In Meta Data Profiling of MicrobiomeAnalyst 2.0, I applied the same filtering conditions on the same data set, but the numbers generated from the Abundance table in Taxa abundance are different every time I start over by uploading data files. Where does this randomness come from? Sorry if I am missing something.

Filtering conditions

Filtering result - I get the same numbers for this every time

Abundance profiling condition

But I get different numbers in the relative abundance table from two separate data processing by uploading the data files.

I repeated dozen times to confirm this inconsistency. I’d very much appreciate if you could check on this. Thank you.

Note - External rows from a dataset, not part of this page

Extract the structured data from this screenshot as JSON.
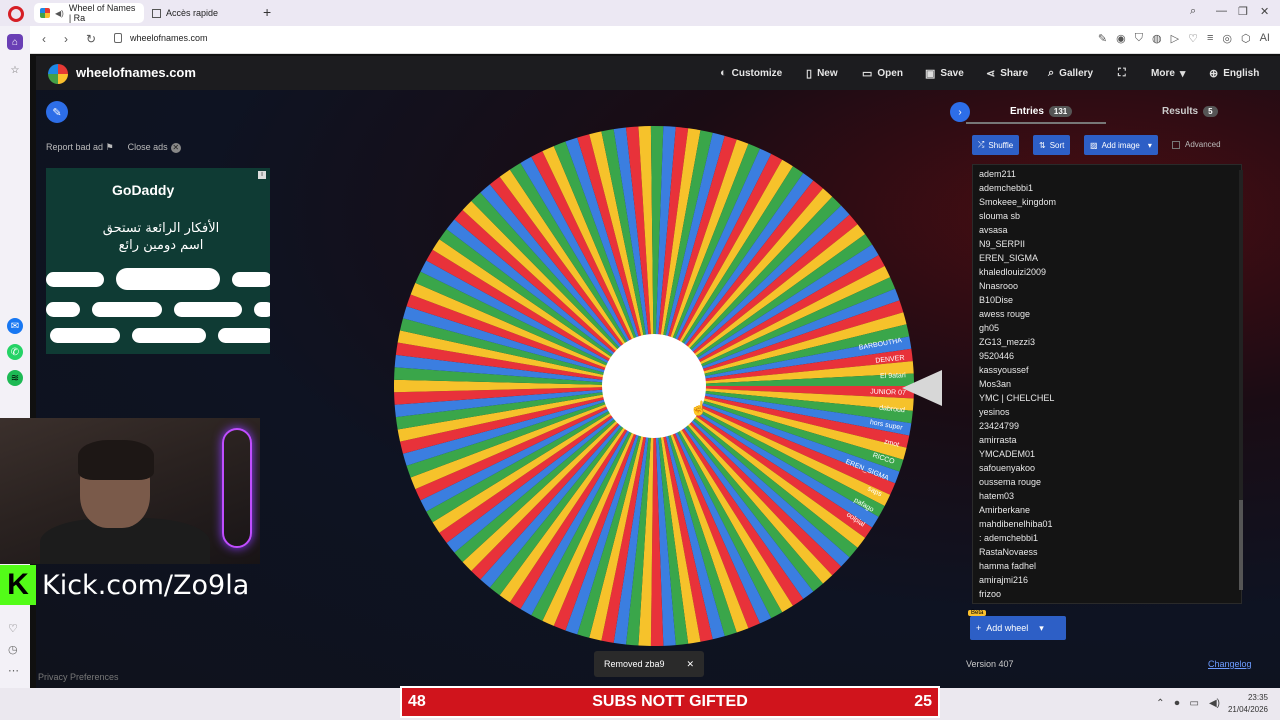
{
  "browser": {
    "tabs": [
      {
        "label": "Wheel of Names | Ra"
      },
      {
        "label": "Accès rapide"
      }
    ],
    "url": "wheelofnames.com",
    "ai_label": "AI"
  },
  "site": {
    "brand": "wheelofnames.com",
    "menu": [
      "Customize",
      "New",
      "Open",
      "Save",
      "Share",
      "Gallery",
      "More",
      "English"
    ],
    "ad_links": {
      "report": "Report bad ad",
      "close": "Close ads"
    },
    "ad": {
      "brand": "GoDaddy",
      "text_line1": "الأفكار الرائعة تستحق",
      "text_line2": "اسم دومين رائع"
    },
    "privacy": "Privacy Preferences",
    "toast": "Removed zba9",
    "panel": {
      "entries_tab": "Entries",
      "entries_count": "131",
      "results_tab": "Results",
      "results_count": "5",
      "shuffle": "Shuffle",
      "sort": "Sort",
      "add_image": "Add image",
      "advanced": "Advanced",
      "add_wheel": "Add wheel",
      "beta": "Beta",
      "version": "Version 407",
      "changelog": "Changelog"
    },
    "entries": [
      "adem211",
      "ademchebbi1",
      "Smokeee_kingdom",
      "slouma sb",
      "avsasa",
      "N9_SERPII",
      "EREN_SIGMA",
      "khaledlouizi2009",
      "Nnasrooo",
      "B10Dise",
      "awess rouge",
      "gh05",
      "ZG13_mezzi3",
      "9520446",
      "kassyoussef",
      "Mos3an",
      "YMC | CHELCHEL",
      "yesinos",
      "23424799",
      "amirrasta",
      "YMCADEM01",
      "safouenyakoo",
      "oussema rouge",
      "hatem03",
      "Amirberkane",
      "mahdibenelhiba01",
      ": ademchebbi1",
      "RastaNovaess",
      "hamma fadhel",
      "amirajmi216",
      "frizoo"
    ],
    "wheel": {
      "segments": 131,
      "colors": [
        "#e8323a",
        "#f6c22b",
        "#3aa64a",
        "#3b7ee0"
      ],
      "visible_labels": [
        "BARBOUTHA",
        "DENVER",
        "El 9atari",
        "JUNIOR 07",
        "dabroud",
        "hors super",
        "zmot",
        "RICCO",
        "EREN_SIGMA",
        "saps",
        "pafago",
        "oolpial"
      ]
    }
  },
  "stream": {
    "kick": "Kick.com/Zo9la",
    "subs_left": "48",
    "subs_text": "SUBS NOTT GIFTED",
    "subs_right": "25"
  },
  "taskbar": {
    "time": "23:35",
    "date": "21/04/2026"
  }
}
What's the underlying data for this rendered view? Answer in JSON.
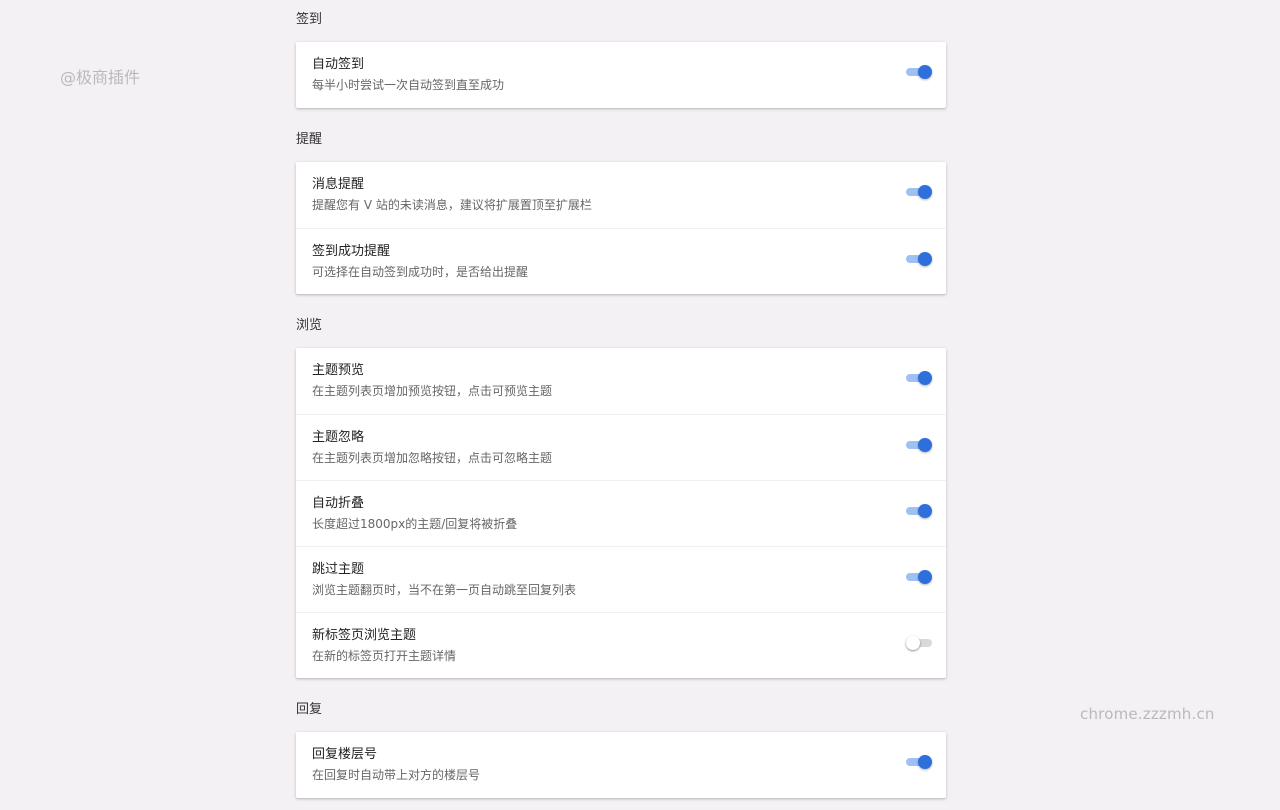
{
  "watermark_left": "@极商插件",
  "watermark_right": "chrome.zzzmh.cn",
  "sections": [
    {
      "title": "签到",
      "items": [
        {
          "title": "自动签到",
          "desc": "每半小时尝试一次自动签到直至成功",
          "enabled": true
        }
      ]
    },
    {
      "title": "提醒",
      "items": [
        {
          "title": "消息提醒",
          "desc": "提醒您有 V 站的未读消息，建议将扩展置顶至扩展栏",
          "enabled": true
        },
        {
          "title": "签到成功提醒",
          "desc": "可选择在自动签到成功时，是否给出提醒",
          "enabled": true
        }
      ]
    },
    {
      "title": "浏览",
      "items": [
        {
          "title": "主题预览",
          "desc": "在主题列表页增加预览按钮，点击可预览主题",
          "enabled": true
        },
        {
          "title": "主题忽略",
          "desc": "在主题列表页增加忽略按钮，点击可忽略主题",
          "enabled": true
        },
        {
          "title": "自动折叠",
          "desc": "长度超过1800px的主题/回复将被折叠",
          "enabled": true
        },
        {
          "title": "跳过主题",
          "desc": "浏览主题翻页时，当不在第一页自动跳至回复列表",
          "enabled": true
        },
        {
          "title": "新标签页浏览主题",
          "desc": "在新的标签页打开主题详情",
          "enabled": false
        }
      ]
    },
    {
      "title": "回复",
      "items": [
        {
          "title": "回复楼层号",
          "desc": "在回复时自动带上对方的楼层号",
          "enabled": true
        }
      ]
    }
  ],
  "colors": {
    "background": "#f4f1f4",
    "toggle_on_knob": "#2f6fdc",
    "toggle_on_track": "#9fc1f2",
    "toggle_off_track": "#d9d9d9",
    "toggle_off_knob": "#ffffff"
  }
}
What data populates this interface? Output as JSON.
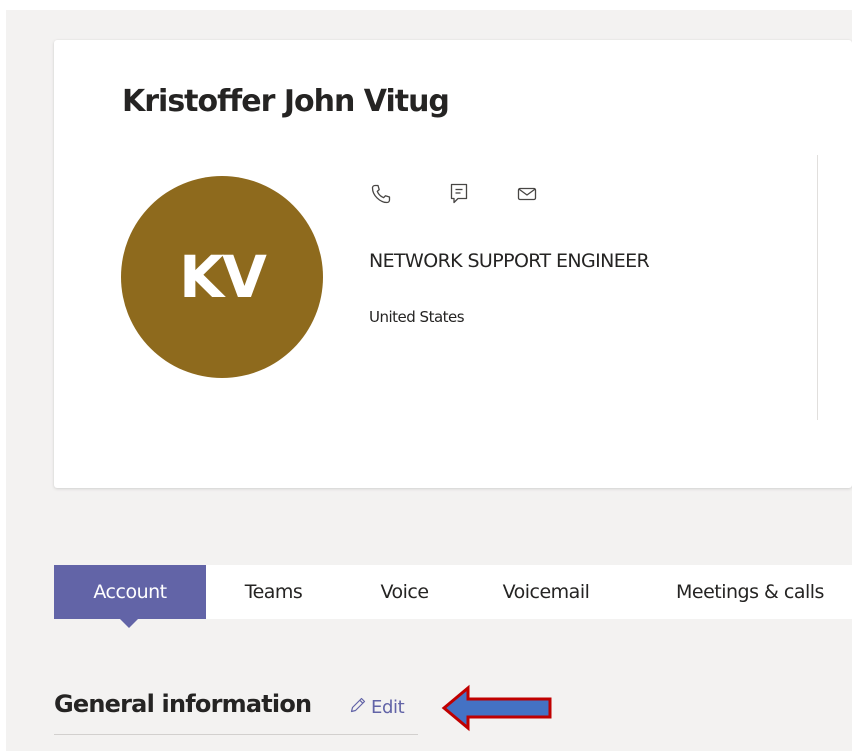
{
  "profile": {
    "name": "Kristoffer John Vitug",
    "initials": "KV",
    "job_title": "NETWORK SUPPORT ENGINEER",
    "location": "United States",
    "avatar_color": "#8e6a1d",
    "contact_icons": [
      "phone-icon",
      "chat-icon",
      "mail-icon"
    ]
  },
  "tabs": [
    {
      "label": "Account",
      "active": true
    },
    {
      "label": "Teams",
      "active": false
    },
    {
      "label": "Voice",
      "active": false
    },
    {
      "label": "Voicemail",
      "active": false
    },
    {
      "label": "Meetings & calls",
      "active": false
    }
  ],
  "general_info": {
    "title": "General information",
    "edit_label": "Edit",
    "edit_icon": "pencil-icon"
  },
  "colors": {
    "accent": "#6264a7",
    "background": "#f3f2f1",
    "annotation_arrow_fill": "#4472c4",
    "annotation_arrow_stroke": "#c00000"
  }
}
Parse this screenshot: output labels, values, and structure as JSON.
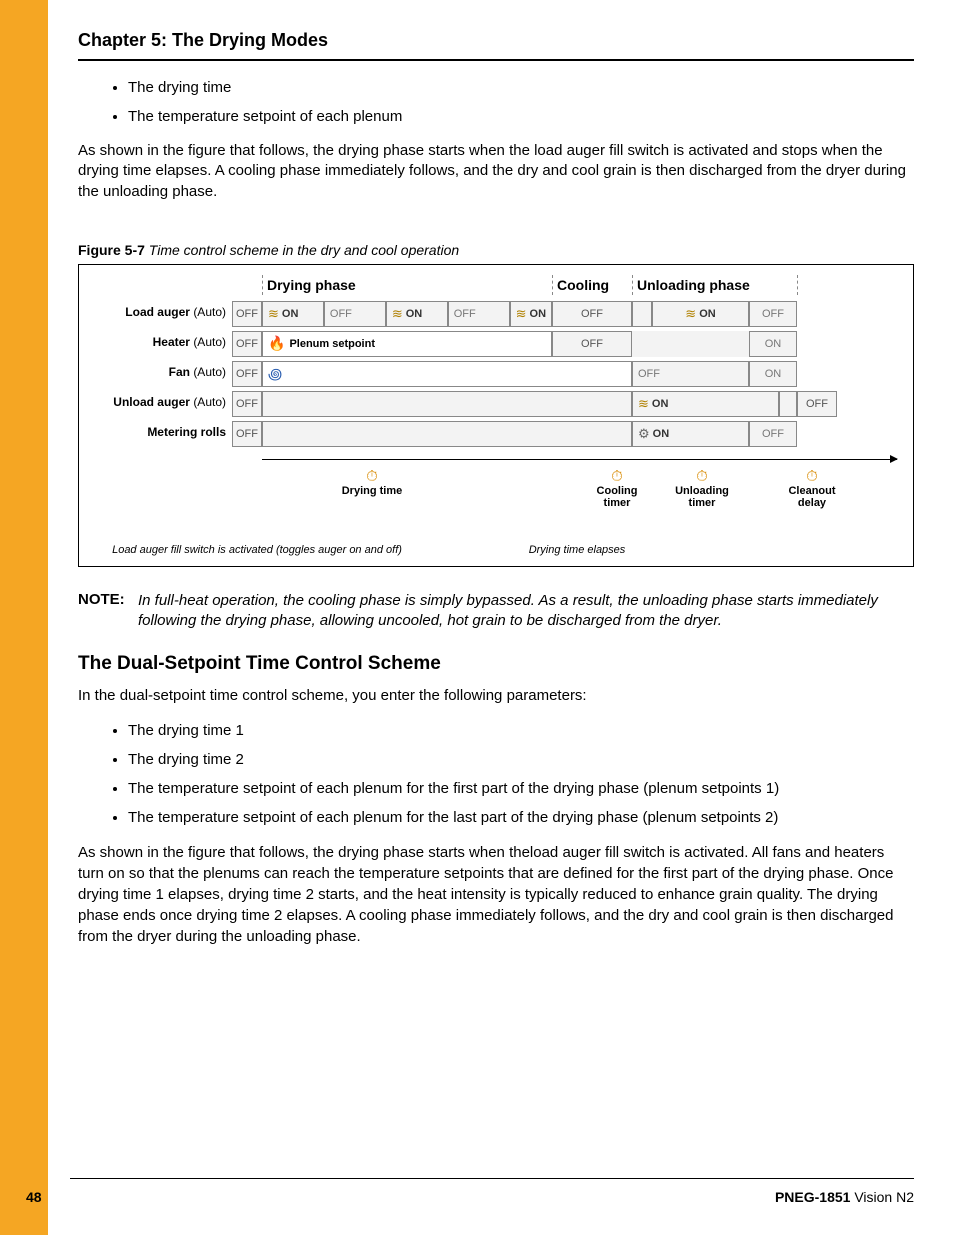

jeff.xia · April 29, 2024, 9:20pm

There are randomness in data filtering step. For instance, if you remove 10% based on IQR (inter-quantile range), those with IQR ranked at the lower 10% will be removed. However, many features will have same values. How to break a tie? See below

rk <- rank(-filter.val, ties.method='random');

E_S · April 30, 2024, 1:07pm

Thank you so much for this Xia. This is very helpful.

I wonder if it might be good idea to remove this randomness in this low variance filtering step because we need consistency in the results when using this filter in terms of reproducibility point of view. Consistency in results might be more important than what features are filtered out because it won’t have much effect on the results whichever those low variance features are filtered out. Also it will be easier to keep consistency in the results throughout the analyses without this random filtering because sometimes it’s hard to get all results from onetime data uploading. This is just my suggestion. Hope this makes sense. Thanks!

jeff.xia · April 30, 2024, 3:02pm

This choice is a conscious decision - features that are unstable are generally not good candidates for biomarkers. If you look for consistency and robustness in features, I would suggest to choose default (one sample occurrence) in step one (instead of one total counts).

We do offer Pro version to allow subscribed users to define their own workflows (i.e. lock down all parameters). The community tool is more for exploratory data analysis (EDA) to reveal different aspects of users’ data.

E_S · April 30, 2024, 3:44pm

Thanks for your suggestion.

I did not know about the pro version. I will look into that. Thanks!